Konsequenterweise sollen klassische Fleischbegriffe künftig nur noch für entsprechende tierische Produkte zulässig sein. Das betrifft sowohl einfache Bezeichnungen als auch zusammengesetzte Namen, die einen Bezug zu einer bestimmten Tierart herstellen. Lebensmittel, die auf pflanzlicher Basis, mit Mikroorganismen oder aus Zellkulturen hergestellt werden, müssten auf diese Begriffe verzichten.

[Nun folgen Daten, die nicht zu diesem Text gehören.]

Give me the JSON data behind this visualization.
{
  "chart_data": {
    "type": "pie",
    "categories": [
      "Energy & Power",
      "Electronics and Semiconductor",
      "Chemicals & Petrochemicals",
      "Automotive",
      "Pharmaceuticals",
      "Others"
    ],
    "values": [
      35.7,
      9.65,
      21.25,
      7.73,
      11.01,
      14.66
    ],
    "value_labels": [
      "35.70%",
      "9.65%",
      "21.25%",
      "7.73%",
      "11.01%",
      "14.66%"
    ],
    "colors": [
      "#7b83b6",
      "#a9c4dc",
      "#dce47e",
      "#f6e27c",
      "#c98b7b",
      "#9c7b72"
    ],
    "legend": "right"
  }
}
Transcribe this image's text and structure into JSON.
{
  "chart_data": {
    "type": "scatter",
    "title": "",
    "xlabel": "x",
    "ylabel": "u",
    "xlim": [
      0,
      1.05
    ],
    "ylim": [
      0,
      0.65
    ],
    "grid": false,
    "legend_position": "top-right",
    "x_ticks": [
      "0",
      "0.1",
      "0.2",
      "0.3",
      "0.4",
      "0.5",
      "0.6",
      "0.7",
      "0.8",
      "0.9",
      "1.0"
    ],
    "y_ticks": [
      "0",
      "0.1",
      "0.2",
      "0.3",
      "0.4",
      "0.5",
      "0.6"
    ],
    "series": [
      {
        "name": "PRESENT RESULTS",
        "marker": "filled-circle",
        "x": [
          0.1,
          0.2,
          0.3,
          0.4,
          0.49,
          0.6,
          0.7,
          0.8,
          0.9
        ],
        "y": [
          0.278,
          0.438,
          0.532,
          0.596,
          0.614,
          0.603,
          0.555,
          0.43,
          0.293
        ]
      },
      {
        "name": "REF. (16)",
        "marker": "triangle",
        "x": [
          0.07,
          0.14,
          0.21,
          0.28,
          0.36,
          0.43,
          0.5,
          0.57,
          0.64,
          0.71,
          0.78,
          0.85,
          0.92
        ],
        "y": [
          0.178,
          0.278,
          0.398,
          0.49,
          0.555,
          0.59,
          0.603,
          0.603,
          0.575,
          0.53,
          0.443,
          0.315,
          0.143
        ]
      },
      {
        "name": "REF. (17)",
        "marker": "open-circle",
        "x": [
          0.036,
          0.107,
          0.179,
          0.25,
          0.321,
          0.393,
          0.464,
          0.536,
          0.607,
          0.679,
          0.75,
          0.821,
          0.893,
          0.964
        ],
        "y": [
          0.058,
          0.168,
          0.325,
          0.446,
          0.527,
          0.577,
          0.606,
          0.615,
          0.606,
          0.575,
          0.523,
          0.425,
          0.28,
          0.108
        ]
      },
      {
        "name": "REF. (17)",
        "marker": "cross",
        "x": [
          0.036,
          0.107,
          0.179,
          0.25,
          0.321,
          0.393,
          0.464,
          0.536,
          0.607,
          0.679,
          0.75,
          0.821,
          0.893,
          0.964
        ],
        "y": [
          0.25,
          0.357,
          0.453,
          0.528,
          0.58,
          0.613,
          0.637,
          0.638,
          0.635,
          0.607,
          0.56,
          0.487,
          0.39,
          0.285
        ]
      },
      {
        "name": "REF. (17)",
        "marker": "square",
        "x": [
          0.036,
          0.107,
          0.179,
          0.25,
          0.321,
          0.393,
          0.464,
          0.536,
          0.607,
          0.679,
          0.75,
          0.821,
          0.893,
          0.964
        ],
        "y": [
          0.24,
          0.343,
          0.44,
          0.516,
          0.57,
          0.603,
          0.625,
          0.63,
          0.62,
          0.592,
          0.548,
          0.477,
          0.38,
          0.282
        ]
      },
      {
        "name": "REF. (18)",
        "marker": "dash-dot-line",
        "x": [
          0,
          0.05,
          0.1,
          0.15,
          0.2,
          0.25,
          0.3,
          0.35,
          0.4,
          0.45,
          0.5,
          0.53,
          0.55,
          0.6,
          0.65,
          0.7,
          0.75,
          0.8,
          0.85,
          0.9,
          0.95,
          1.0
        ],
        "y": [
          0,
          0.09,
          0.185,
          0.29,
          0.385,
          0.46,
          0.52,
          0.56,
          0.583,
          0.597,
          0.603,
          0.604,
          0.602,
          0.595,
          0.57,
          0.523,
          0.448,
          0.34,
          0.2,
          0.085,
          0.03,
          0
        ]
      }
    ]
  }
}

Hintergrund der geplanten Regelung ist vor allem der Wunsch nach mehr Klarheit im Lebensmittelregal. Verbraucherinnen und Verbraucher sollen ohne zusätzliche Erläuterungen erkennen können, ob sie ein tierisches Produkt oder eine Alternative kaufen. Ähnlichkeiten in Geschmack, Form oder Zubereitung sollen dabei keine Rolle spielen.

Gleichzeitig lässt der Entwurf Spielraum dort, wo Fleisch tatsächlich Bestandteil eines Produkts ist und eine prägende Funktion hat. In solchen Fällen bleibt die Verwendung entsprechender Bezeichnungen möglich – etwa bei komplexeren Lebensmitteln mit mehreren Zutaten.